Additional FUSE protocol extensions are expected for future virtiofs features.
The virtiofs VIRTIO device is the interface through which the VM and the hypervisor communicate. Each virtiofs device exports one shared file system and is identified by a name called a tag. Multiple virtiofs devices can be added to a VM and mounted by tag.
The size of the DAX Window can be configured depending on available VM address space and memory mapping requirements. Best performance is achieved when file contents are fully mapped, eliminating the need for communication with virtiofsd for file I/O. A small DAX Window can be used but incurs more memory mapping setup/removal overhead. DAX can be disabled completely, resulting in operation similar to remote file systems where every operation requires communication.
The virtiofs design is not specific to a hypervisor or file system daemon implementation. It is possible to create alternative implementations based on the virtiofs VIRTIO device specification.

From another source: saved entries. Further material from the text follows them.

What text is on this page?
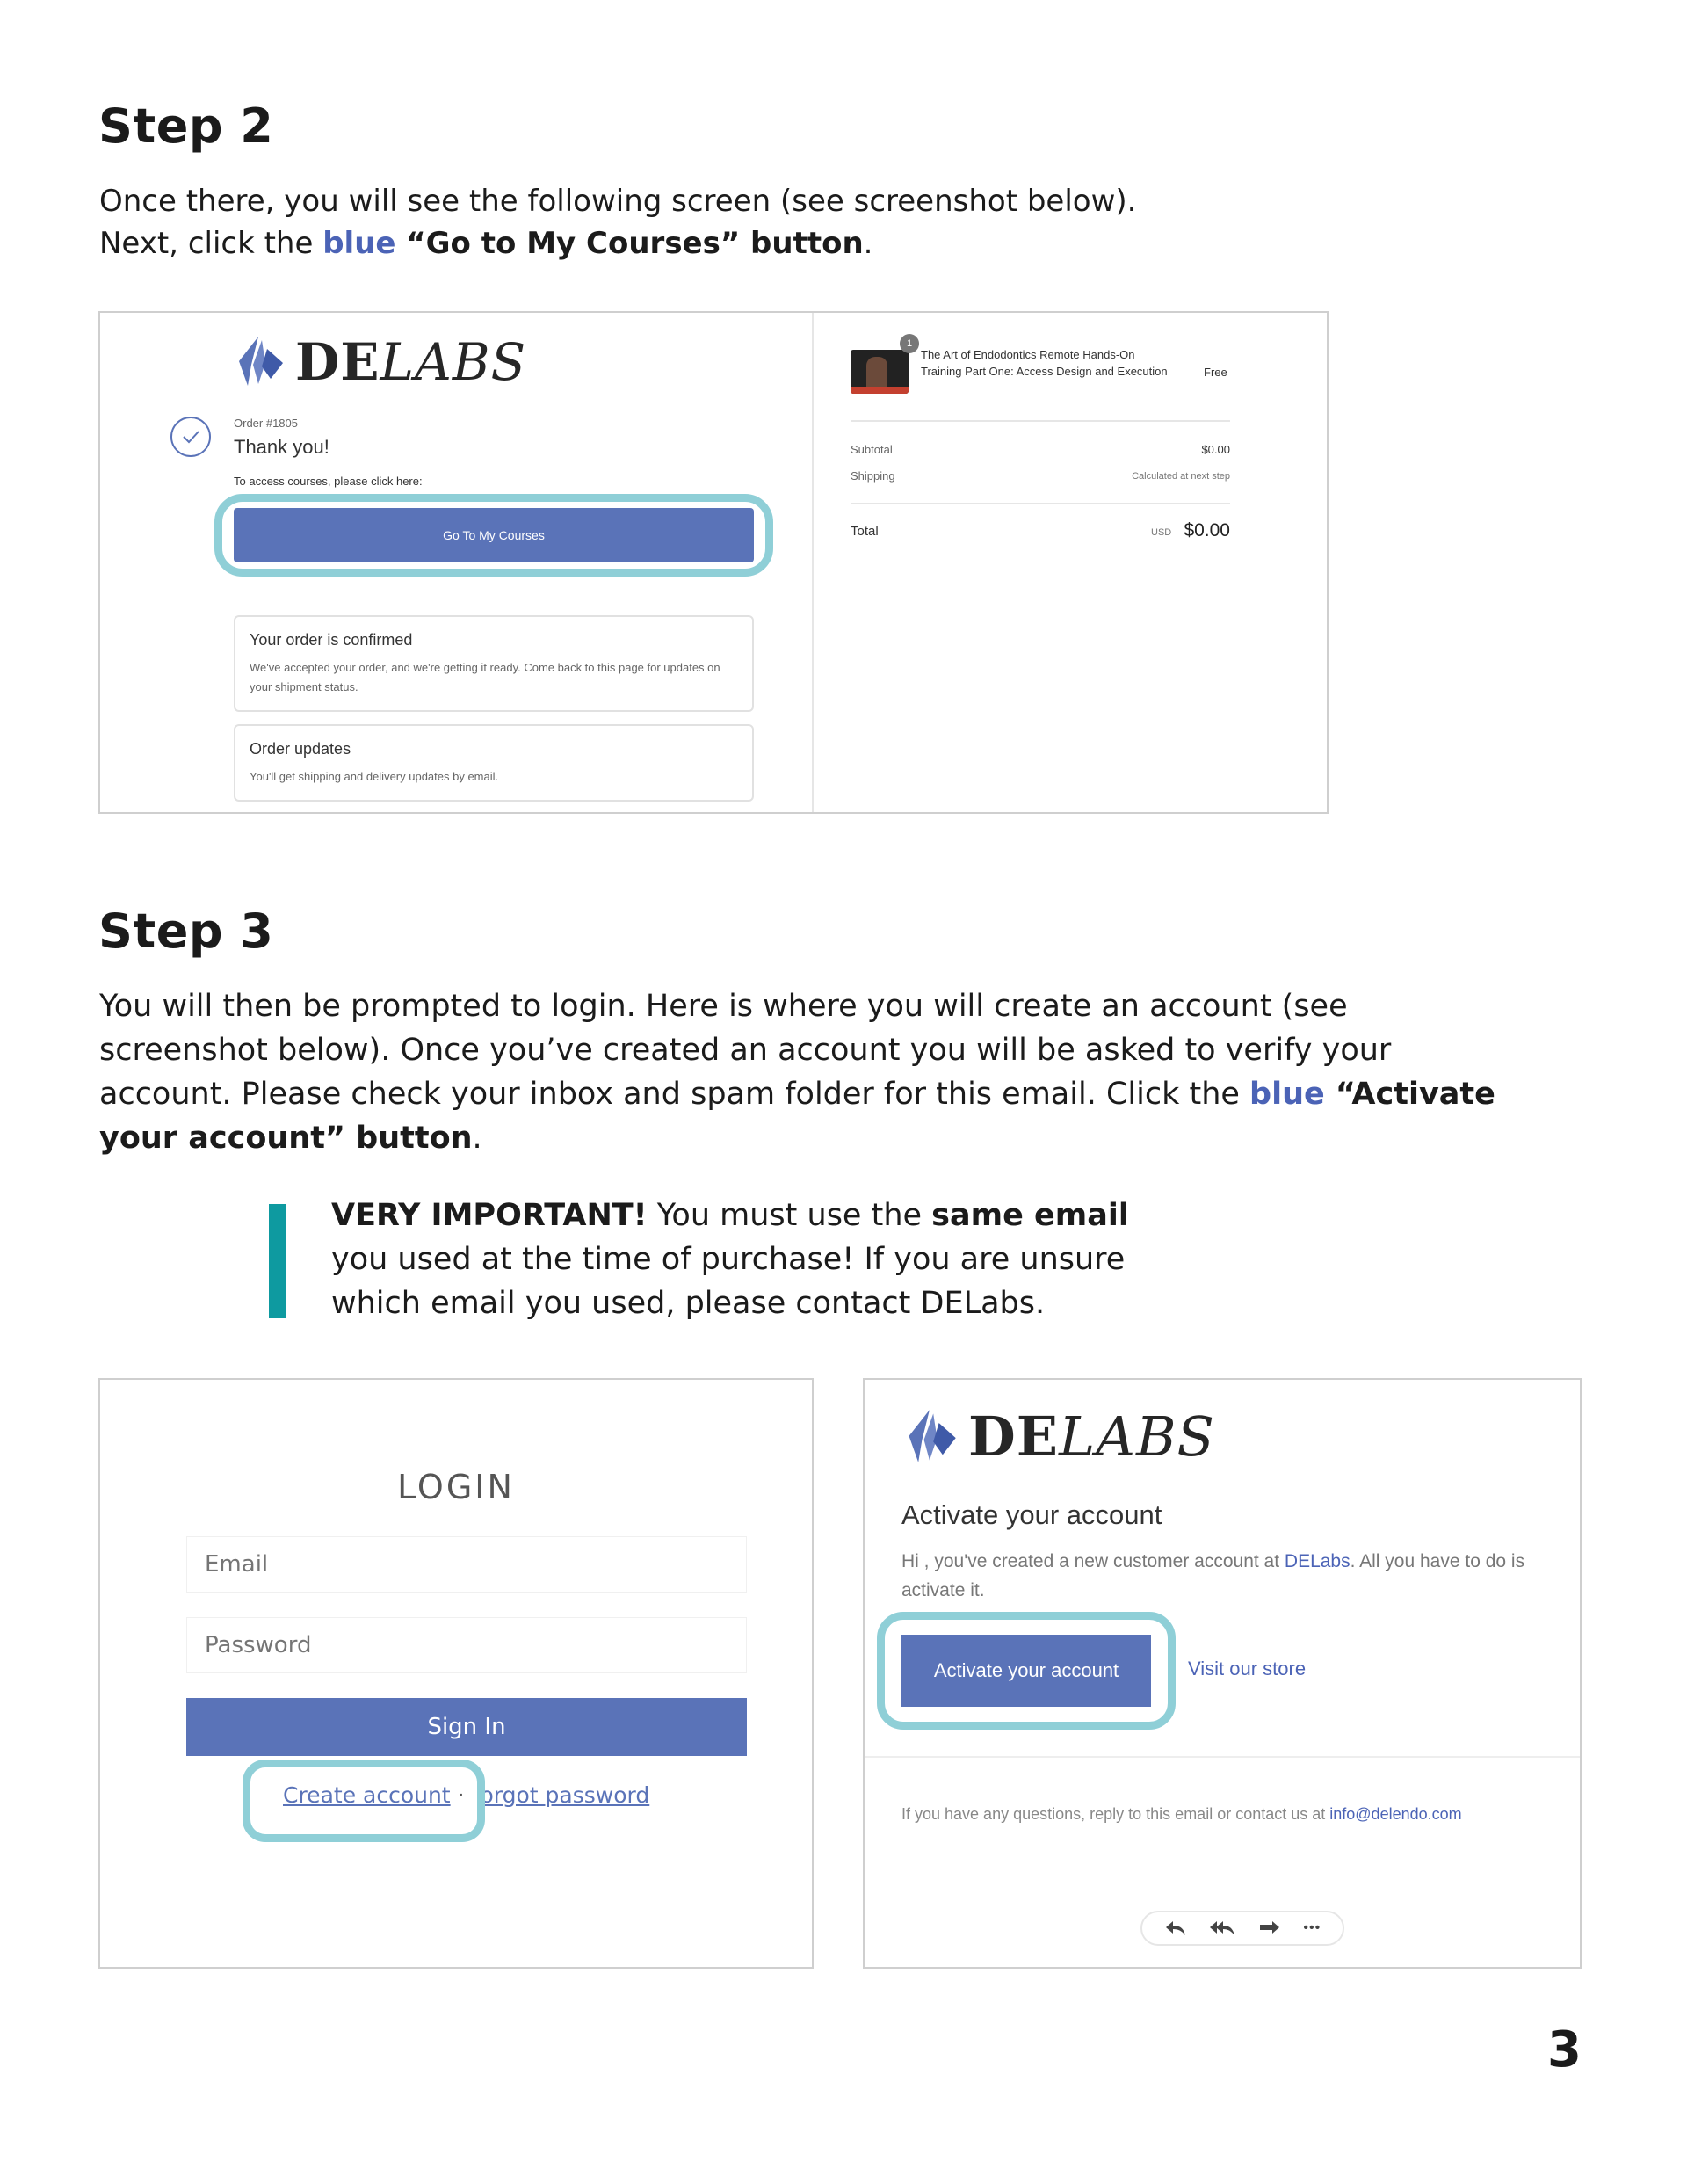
Step 2

Once there, you will see the following screen (see screenshot below).

Next, click the blue “Go to My Courses” button.

DELABS
Order #1805
Thank you!
To access courses, please click here:
Go To My Courses
Your order is confirmed
We've accepted your order, and we're getting it ready. Come back to this page for updates on your shipment status.
Order updates
You'll get shipping and delivery updates by email.
1
The Art of Endodontics Remote Hands-On Training Part One: Access Design and Execution	Free
Subtotal	$0.00
Shipping	Calculated at next step
Total	USD $0.00
Step 3

You will then be prompted to login. Here is where you will create an account (see

screenshot below). Once you’ve created an account you will be asked to verify your

account. Please check your inbox and spam folder for this email. Click the blue “Activate

your account” button.

VERY IMPORTANT! You must use the same email

you used at the time of purchase! If you are unsure

which email you used, please contact DELabs.

LOGIN
Email
Password
Sign In
Create account · orgot password
DELABS
Activate your account
Hi , you've created a new customer account at DELabs. All you have to do is activate it.
Activate your account	Visit our store
If you have any questions, reply to this email or contact us at info@delendo.com
•••
3
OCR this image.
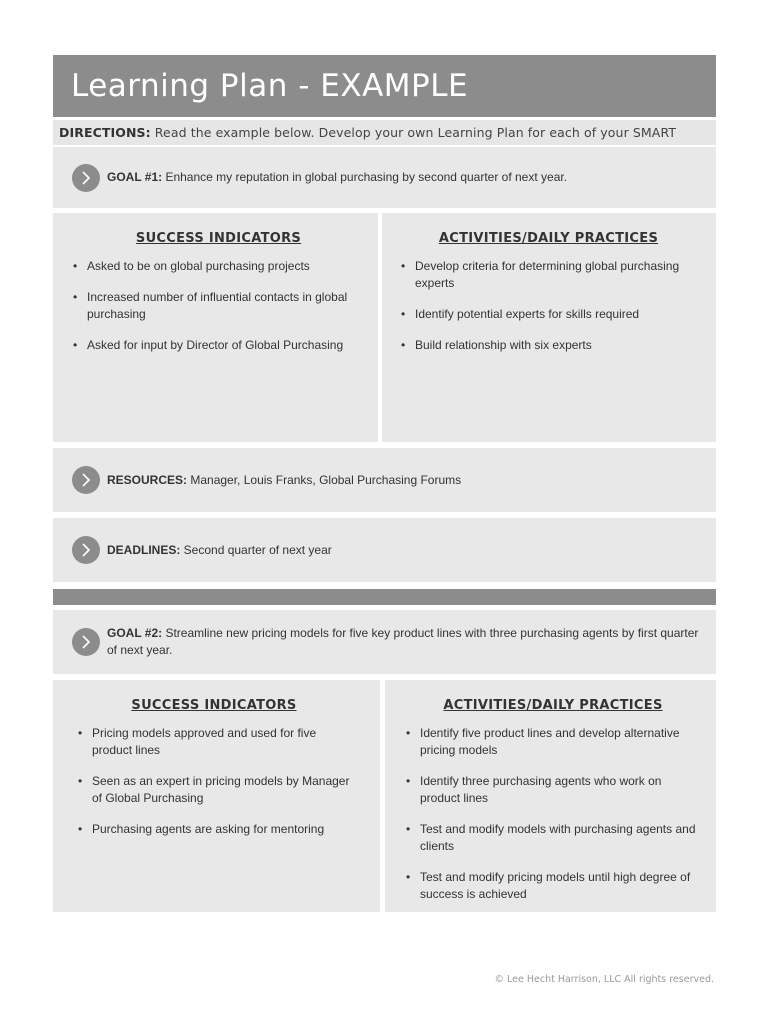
Learning Plan - EXAMPLE
DIRECTIONS: Read the example below. Develop your own Learning Plan for each of your SMART
GOAL #1: Enhance my reputation in global purchasing by second quarter of next year.
SUCCESS INDICATORS
• Asked to be on global purchasing projects
• Increased number of influential contacts in global purchasing
• Asked for input by Director of Global Purchasing
ACTIVITIES/DAILY PRACTICES
• Develop criteria for determining global purchasing experts
• Identify potential experts for skills required
• Build relationship with six experts
RESOURCES: Manager, Louis Franks, Global Purchasing Forums
DEADLINES: Second quarter of next year
GOAL #2: Streamline new pricing models for five key product lines with three purchasing agents by first quarter of next year.
SUCCESS INDICATORS
• Pricing models approved and used for five product lines
• Seen as an expert in pricing models by Manager of Global Purchasing
• Purchasing agents are asking for mentoring
ACTIVITIES/DAILY PRACTICES
• Identify five product lines and develop alternative pricing models
• Identify three purchasing agents who work on product lines
• Test and modify models with purchasing agents and clients
• Test and modify pricing models until high degree of success is achieved
© Lee Hecht Harrison, LLC All rights reserved.
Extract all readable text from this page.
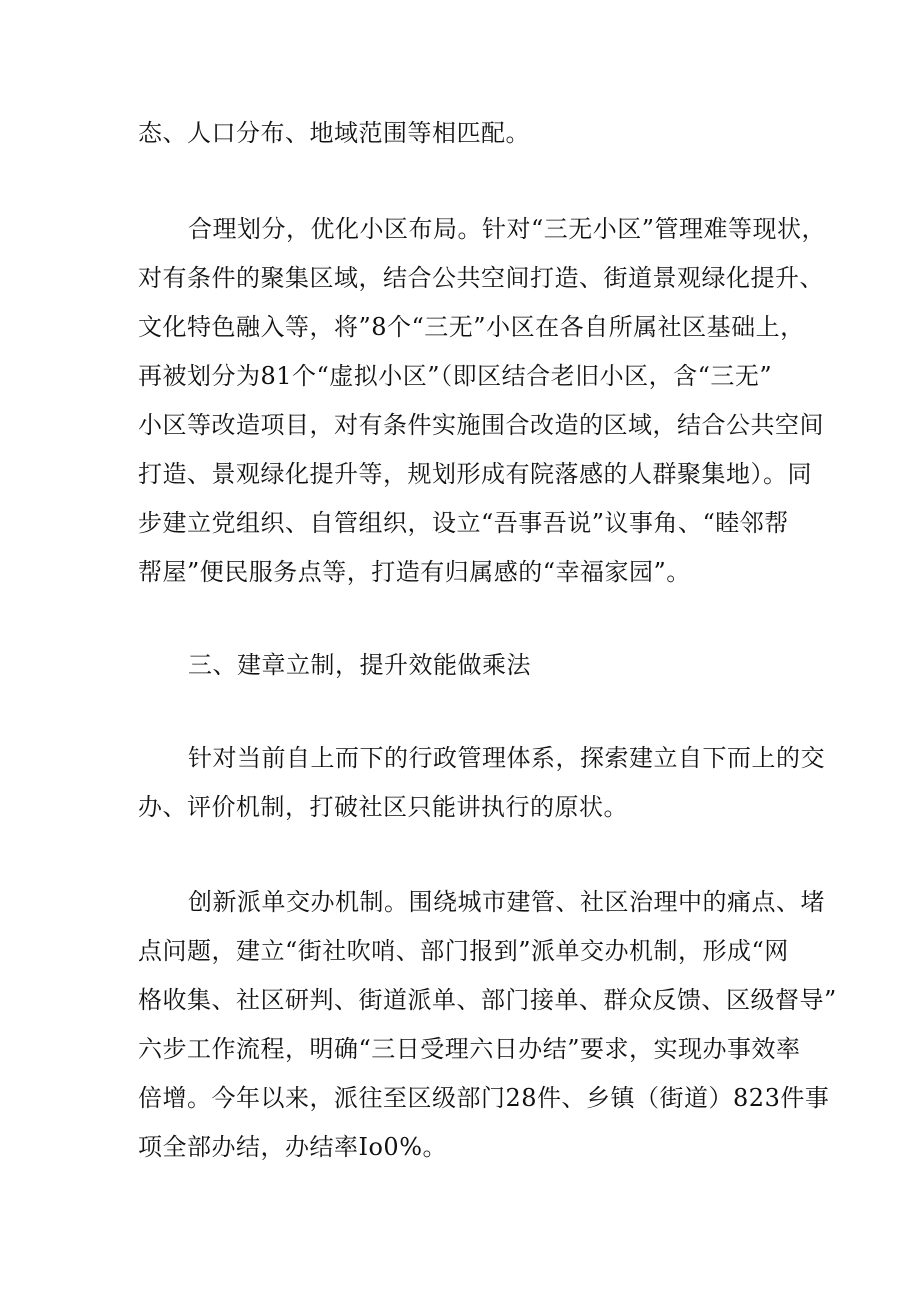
态、人口分布、地域范围等相匹配。
合理划分，优化小区布局。针对“三无小区”管理难等现状，
对有条件的聚集区域，结合公共空间打造、街道景观绿化提升、
文化特色融入等，将”8个“三无”小区在各自所属社区基础上，
再被划分为81个“虚拟小区”（即区结合老旧小区，含“三无”
小区等改造项目，对有条件实施围合改造的区域，结合公共空间
打造、景观绿化提升等，规划形成有院落感的人群聚集地）。同
步建立党组织、自管组织，设立“吾事吾说”议事角、“睦邻帮
帮屋”便民服务点等，打造有归属感的“幸福家园”。
三、建章立制，提升效能做乘法
针对当前自上而下的行政管理体系，探索建立自下而上的交
办、评价机制，打破社区只能讲执行的原状。
创新派单交办机制。围绕城市建管、社区治理中的痛点、堵
点问题，建立“街社吹哨、部门报到”派单交办机制，形成“网
格收集、社区研判、街道派单、部门接单、群众反馈、区级督导”
六步工作流程，明确“三日受理六日办结”要求，实现办事效率
倍增。今年以来，派往至区级部门28件、乡镇（街道）823件事
项全部办结，办结率Io0%。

The hypervisor must implement the virtiofs VIRTIO device and typically delegates the file system operation to a vhost-user device backend. It is also possible to forego vhost-user and emulate the virtiofs device directly inside the hypervisor, although this may result in poor isolation and security.
The vhost-user device backend implements the bulk of virtiofs. It is possible to use the vhost-user device backend with any hypervisor that supports the vhost-user interface.